Budgets for Learning
Island towns are anxiously planning for the coming financial year, aware that costs are rising faster than takings. The budget guardians are sensibly scrutinizing spending, and our schools are the first to face it. Prepared, school administrators shaved, among other things, an eighth-grade algebra program and a mentoring program in the superintendent’s shared budget, and the regional high school, given declining enrollment, plans to eliminate a math and an English teacher. These are meaningful cuts, and those at the schools will feel the effects.

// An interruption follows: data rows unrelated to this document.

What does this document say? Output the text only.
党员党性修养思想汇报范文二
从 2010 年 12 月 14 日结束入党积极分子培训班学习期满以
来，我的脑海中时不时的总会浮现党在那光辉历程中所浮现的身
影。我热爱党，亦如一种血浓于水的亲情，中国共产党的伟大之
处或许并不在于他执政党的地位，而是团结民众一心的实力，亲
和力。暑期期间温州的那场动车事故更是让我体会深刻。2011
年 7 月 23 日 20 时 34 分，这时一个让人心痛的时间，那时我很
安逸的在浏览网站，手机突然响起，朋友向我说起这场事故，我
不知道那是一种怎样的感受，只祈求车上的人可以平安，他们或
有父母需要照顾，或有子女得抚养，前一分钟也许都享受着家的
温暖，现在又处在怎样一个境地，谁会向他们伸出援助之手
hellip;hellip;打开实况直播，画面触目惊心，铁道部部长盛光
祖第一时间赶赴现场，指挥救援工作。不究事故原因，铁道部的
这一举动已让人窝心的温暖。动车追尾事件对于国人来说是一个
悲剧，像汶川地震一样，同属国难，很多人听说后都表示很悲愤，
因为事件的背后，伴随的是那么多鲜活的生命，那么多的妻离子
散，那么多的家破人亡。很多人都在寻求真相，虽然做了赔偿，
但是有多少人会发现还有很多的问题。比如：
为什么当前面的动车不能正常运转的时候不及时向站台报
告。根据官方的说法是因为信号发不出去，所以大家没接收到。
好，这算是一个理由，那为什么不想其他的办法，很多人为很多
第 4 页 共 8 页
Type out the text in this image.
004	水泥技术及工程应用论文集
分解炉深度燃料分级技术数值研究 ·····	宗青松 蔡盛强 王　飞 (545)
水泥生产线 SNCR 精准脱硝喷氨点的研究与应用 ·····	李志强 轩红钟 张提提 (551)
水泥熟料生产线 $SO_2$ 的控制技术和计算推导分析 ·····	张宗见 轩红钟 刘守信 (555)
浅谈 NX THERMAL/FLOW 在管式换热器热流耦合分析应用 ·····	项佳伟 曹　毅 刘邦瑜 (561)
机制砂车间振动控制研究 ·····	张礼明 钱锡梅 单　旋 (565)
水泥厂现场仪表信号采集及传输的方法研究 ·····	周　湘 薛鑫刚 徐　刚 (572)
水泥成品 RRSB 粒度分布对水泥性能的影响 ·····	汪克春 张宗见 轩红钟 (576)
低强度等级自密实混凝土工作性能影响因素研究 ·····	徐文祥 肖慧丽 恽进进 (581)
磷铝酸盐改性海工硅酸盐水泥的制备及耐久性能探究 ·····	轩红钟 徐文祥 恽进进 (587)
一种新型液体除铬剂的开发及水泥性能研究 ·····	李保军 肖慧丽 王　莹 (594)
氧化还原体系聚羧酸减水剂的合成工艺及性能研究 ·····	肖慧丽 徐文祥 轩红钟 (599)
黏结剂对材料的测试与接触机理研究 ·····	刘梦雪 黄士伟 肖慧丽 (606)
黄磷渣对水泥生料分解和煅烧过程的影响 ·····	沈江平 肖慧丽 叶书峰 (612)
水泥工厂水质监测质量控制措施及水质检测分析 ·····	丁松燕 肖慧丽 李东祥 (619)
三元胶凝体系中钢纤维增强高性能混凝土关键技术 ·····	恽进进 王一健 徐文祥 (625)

Yet more cutting is expected, and schools should use this as an opportunity to think innovatively about public-private collaborations, tapping the broad support they have in this dynamic community. School officials are locked into funding many programs mandated by state and federal authorities, as well as paying teachers under ongoing contract agreements already fairly settled. But Island schools always have gone beyond the basic requirements, and supporting such initiatives will require even more creative syntheses going forward.
Meanwhile, the annual and proper budgeting process with the towns can be handled cleanly or clumsily. Vineyard schools are a valuable resource, and while their administrators have a duty to be responsive to economic realities, the Island towns have a duty, too, to protect our valuable institutions.
The regional high school is one of academic rigor, with highly professional teachers (some recognized far beyond our shores, with state and national roles in education policy and curriculum). It is a safe place for our young people to learn and grow.
Island schools draw and keep families here year-round. They contribute to this creative, well-rounded community. Voters have consistently chosen to invest in their schools, and the schools’ results have vindicated those choices.
Working out budgets at the local level can get clouded by the atmosphere of national economic malaise. Should our watchdogs of the bottom line take a suspicious us-and-them approach, the result will be a boondoggle with no meaningful investment strategy in the common good. Here in Massachusetts, where the first public school was founded one hundred and fifty years before the United States was even formed, this would be particularly disappointing. One hundred and fifty years ago free public education became widespread in America and the benefits have been tremendous. Whatever the current economy, it would be wise to remain bullish on Island schools.